Es ist ja nicht neu, was derzeit in Chemnitz vor sich geht. Erinnert sei nur an Hoyerswerda, Rostock-Lichtenhagen, Solingen, Mölln, die Magdeburger Himmelfahrtskrawalle (1994) oder die Hetzjagd im Februar 1999 in Guben, an den Nationalsozialistischen Untergrund (NSU), die Gruppe Freital und zahlreiche weitere solcher Gruppen und Grüppchen. Diese rechten Banden, Vereinigungen oder Organisationen belassen es schon seit langem nicht mehr beim Hitlergruss und dumpf gebrüllten Naziparolen.
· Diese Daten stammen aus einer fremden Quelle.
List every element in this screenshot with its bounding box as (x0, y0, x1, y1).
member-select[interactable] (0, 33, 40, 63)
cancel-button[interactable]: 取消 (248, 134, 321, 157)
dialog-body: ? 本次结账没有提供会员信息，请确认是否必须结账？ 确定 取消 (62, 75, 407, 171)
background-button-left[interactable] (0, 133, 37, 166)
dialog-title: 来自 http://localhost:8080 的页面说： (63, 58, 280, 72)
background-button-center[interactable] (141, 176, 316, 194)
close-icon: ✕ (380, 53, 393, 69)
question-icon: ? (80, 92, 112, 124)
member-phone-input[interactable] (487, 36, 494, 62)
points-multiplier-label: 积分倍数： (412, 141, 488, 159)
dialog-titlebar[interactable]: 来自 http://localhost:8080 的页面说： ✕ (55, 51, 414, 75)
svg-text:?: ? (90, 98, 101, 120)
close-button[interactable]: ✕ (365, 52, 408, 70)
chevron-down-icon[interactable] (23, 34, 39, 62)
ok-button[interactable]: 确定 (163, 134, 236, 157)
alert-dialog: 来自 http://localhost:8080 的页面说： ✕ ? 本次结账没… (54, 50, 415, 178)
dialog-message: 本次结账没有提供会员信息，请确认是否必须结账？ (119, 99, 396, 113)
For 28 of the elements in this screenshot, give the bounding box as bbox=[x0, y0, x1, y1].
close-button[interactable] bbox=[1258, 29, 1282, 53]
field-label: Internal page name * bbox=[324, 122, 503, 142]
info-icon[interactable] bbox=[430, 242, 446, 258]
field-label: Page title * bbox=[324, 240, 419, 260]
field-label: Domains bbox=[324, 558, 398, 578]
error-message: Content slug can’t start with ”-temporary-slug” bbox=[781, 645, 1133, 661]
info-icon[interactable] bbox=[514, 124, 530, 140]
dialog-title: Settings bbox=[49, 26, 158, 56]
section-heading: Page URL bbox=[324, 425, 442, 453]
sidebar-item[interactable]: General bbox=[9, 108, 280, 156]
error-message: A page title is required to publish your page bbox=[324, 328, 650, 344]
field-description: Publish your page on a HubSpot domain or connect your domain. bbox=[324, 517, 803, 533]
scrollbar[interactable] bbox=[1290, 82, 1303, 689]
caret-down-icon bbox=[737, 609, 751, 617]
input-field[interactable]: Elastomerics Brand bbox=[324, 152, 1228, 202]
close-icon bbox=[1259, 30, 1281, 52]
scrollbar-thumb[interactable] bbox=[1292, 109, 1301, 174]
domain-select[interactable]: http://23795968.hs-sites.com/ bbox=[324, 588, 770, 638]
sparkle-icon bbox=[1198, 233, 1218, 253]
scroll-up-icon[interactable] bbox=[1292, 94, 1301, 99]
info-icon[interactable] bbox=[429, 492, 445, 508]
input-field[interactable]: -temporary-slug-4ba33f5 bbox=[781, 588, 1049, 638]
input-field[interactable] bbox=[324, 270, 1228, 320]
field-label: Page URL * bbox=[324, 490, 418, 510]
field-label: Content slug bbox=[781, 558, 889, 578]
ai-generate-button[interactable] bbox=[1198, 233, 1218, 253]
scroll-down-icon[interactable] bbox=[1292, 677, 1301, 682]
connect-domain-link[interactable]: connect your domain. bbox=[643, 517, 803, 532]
Von 1990 bis 2012 zählten der Berliner „Tagesspiegel“ und „Die Zeit“ „mindestens 149 Menschen, (die) ihr Leben durch Angriffe rechtsextremer Täter verloren“. Die Polizei führte in diesen Jahren lediglich 63 Todesopfer rechter Gewalt in ihrer Statistik. Kaum überraschend, schliesslich sah sie jahrelang bei den NSU-Morden phantasievoll eine mystische Dönermafia am Werk. Zwischen November 1990 und Oktober 2017 zählte die Heidelberger Amadeu Antonio Stiftung, so benannt nach einem der ersten Opfer rechter Gewalt seit der Wiedervereinigung, 188 Todesopfer.
Alte autoritäre Muster
Neu sind auch nicht die Mitläufer, die gerne erzählen, sie hätten Angst, und stets betonen, keine Rechtsradikalen oder Neonazis zu sein. Bei ihnen sind zwar im Wertebereich Affinitäten zum Rechtsextremismus festzustellen, im Normenbereich zeigen sich jedoch auch Unterschiede. Wie bei den Tätern sind jedoch auch bei Mitläufern, die sich selber nicht als rechtsextrem beschreiben, autoritäre Tendenzen zu beobachten.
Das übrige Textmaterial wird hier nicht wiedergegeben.